Sollicité à plusieurs reprises par Mediapart, Thierry Solère n’a pas répondu à nos questions, ni sur la plainte elle-même, ni sur ses activités passées ou celles de sa femme, qui a créé une société de conseil en 2003, baptisée Lerins communication. Alors qu’un rendez-vous avait été calé au cabinet de son avocat, le député n'est jamais venu.

Étrangement, il a été avisé dès le mois de juin dernier d’une enquête de Mediapart à son sujet, juste après que nous nous sommes présentés à la préfecture des Hauts-de-Seine pour consulter sa déclaration de patrimoine – la loi ne prévoit pourtant pas que les parlementaires soient informés dès qu’un citoyen demande communication de leurs déclarations.



Évidemment, cette plainte risque d’ébranler le rôle clef que joue Thierry Solère dans la supervision de la primaire, dont il préside la commission d’organisation depuis 2015 à la demande de Nicolas Sarkozy. C’est également une mauvaise nouvelle pour son « poulain » Bruno Le Maire, candidat à l’investiture des Républicains qui a fait de l’éthique l’un de ses axes de campagne.

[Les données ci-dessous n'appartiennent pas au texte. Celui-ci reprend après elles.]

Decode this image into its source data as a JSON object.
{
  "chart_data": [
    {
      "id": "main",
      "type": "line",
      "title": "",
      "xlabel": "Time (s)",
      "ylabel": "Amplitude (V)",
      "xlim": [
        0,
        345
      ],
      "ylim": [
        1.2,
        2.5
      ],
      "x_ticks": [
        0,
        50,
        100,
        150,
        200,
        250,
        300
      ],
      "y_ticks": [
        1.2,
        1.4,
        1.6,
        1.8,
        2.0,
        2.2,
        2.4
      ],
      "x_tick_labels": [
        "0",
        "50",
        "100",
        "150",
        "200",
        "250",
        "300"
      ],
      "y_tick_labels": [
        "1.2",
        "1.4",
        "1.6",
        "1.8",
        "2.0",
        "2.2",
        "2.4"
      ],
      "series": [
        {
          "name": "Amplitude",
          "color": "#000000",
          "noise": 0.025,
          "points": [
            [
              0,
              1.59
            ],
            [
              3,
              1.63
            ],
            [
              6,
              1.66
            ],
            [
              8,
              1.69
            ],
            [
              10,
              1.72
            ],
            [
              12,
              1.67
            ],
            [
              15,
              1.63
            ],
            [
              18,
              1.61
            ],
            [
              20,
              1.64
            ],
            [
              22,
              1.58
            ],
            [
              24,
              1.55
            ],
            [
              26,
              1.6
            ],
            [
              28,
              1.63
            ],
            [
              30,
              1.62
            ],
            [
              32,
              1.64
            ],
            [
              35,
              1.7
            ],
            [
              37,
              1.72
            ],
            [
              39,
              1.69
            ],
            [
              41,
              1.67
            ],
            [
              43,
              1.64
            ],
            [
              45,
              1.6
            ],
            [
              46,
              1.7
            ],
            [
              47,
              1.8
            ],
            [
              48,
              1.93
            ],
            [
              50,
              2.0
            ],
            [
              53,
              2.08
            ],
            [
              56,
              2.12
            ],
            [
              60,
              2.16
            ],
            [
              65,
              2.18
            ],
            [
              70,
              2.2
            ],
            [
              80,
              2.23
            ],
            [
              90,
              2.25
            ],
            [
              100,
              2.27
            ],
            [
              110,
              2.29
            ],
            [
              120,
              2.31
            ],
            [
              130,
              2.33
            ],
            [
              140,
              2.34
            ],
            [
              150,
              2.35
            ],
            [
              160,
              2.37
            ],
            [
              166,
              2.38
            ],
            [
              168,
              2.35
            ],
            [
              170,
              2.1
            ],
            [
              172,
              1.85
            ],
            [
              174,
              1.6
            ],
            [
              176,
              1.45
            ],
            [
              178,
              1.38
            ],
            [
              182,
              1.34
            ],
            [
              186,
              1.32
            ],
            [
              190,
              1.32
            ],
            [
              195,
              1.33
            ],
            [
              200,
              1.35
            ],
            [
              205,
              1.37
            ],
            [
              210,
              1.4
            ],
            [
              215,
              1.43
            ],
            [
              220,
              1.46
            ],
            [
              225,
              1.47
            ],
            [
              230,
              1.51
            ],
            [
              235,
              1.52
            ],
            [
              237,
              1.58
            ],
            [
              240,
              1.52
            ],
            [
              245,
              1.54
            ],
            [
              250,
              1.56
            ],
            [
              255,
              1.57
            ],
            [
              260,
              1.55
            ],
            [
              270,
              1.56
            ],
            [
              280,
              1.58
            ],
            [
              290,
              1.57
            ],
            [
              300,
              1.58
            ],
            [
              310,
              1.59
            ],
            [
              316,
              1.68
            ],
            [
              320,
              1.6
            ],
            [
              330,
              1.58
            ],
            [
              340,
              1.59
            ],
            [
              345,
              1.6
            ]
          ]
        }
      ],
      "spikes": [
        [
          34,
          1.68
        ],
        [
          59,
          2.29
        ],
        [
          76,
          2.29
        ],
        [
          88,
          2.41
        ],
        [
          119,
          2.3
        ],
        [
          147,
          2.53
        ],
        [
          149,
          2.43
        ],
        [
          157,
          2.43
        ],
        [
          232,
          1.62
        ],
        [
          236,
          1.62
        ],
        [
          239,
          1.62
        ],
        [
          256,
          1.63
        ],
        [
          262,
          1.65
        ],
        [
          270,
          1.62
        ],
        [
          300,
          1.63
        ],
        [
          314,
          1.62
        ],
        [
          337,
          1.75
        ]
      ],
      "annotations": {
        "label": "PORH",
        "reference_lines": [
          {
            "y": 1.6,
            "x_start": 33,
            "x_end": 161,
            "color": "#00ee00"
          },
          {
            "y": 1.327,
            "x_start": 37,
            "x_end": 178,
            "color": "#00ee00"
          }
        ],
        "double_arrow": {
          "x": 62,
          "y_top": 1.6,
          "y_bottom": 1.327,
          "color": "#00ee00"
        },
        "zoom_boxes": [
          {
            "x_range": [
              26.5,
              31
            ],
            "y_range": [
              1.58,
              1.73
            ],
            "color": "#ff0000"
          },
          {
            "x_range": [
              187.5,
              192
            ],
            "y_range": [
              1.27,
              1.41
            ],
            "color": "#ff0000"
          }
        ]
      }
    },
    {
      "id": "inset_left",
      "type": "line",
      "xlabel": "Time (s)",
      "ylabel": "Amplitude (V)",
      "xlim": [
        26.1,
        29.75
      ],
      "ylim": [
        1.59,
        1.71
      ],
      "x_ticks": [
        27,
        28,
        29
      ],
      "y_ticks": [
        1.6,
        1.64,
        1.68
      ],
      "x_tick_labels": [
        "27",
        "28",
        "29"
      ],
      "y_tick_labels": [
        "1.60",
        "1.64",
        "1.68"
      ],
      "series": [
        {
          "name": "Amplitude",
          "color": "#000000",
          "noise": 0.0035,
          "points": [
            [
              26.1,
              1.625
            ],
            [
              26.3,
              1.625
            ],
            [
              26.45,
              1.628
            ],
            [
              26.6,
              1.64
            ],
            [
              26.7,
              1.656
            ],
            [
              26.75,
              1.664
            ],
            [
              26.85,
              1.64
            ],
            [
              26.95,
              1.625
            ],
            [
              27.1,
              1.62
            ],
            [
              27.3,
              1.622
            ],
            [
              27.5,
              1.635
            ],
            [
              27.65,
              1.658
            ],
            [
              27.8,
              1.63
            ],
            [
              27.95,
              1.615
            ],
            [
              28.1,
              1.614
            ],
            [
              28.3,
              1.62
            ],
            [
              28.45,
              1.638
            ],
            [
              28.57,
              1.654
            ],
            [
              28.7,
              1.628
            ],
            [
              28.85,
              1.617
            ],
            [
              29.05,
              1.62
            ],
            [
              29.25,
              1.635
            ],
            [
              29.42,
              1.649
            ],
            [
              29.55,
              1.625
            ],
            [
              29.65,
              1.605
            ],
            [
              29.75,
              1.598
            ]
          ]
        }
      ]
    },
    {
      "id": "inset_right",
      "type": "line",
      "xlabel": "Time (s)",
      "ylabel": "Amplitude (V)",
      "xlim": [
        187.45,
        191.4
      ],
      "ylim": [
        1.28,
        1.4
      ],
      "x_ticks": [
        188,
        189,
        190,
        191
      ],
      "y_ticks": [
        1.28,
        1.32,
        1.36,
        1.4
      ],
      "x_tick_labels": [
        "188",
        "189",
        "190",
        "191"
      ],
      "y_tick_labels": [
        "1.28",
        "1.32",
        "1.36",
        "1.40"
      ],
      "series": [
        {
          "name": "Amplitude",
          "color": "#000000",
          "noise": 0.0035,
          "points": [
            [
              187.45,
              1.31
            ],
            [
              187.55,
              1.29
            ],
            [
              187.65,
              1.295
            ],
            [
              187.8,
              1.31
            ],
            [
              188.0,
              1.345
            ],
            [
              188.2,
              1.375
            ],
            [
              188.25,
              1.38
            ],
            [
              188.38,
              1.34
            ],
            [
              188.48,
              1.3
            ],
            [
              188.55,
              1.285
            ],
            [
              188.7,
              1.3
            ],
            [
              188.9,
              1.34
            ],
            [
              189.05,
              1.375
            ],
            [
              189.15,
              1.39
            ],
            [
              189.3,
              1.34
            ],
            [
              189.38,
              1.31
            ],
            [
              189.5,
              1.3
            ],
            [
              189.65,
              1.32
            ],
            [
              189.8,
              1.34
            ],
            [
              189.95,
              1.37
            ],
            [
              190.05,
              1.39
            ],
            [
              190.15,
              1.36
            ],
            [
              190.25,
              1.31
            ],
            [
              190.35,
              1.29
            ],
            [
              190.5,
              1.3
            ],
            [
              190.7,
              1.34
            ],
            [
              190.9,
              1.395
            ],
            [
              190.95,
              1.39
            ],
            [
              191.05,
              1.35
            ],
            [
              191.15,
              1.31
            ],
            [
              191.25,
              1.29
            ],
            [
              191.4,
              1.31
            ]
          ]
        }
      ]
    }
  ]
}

Pour mémoire, la grande majorité des contribuables (personnes physiques ou sociétés) rattrapés par le fisc échappent à toute poursuite au pénal. Seuls mille dossiers environ atterrissent chaque année sur les bureaux de la CIF, saisie des suspicions de fraude les plus manifestes, et qui rend un avis favorable dans plus de 85 % des cas. « Quand on a autorisé une poursuite pénale, il y a ensuite 5 à 10 % de relaxe », soulignait la présidente de la commission en juillet 2015, lors d’une audition. Sollicité par Mediapart, le secrétaire d'État chargé du budget, susceptible d'apporter des précisions sur le dossier du député, n'a pas répondu à nos questions.

Normalement, les dossiers transmis à la CIF concernent des contribuables (individus ou sociétés) susceptibles de s’être soustraits « frauduleusement » à l’établissement ou au paiement des impôts. Que comprendre par là ? « L'omission volontaire de déclaration dans les délais prescrits, la dissimulation volontaire de sommes sujettes à l'impôt, l'organisation d'insolvabilité, la mise en place de manœuvres mettant obstacle au recouvrement de l'impôt ou toute autre manœuvre frauduleuse », rappelait la CIF dans son dernier rapport d’activités.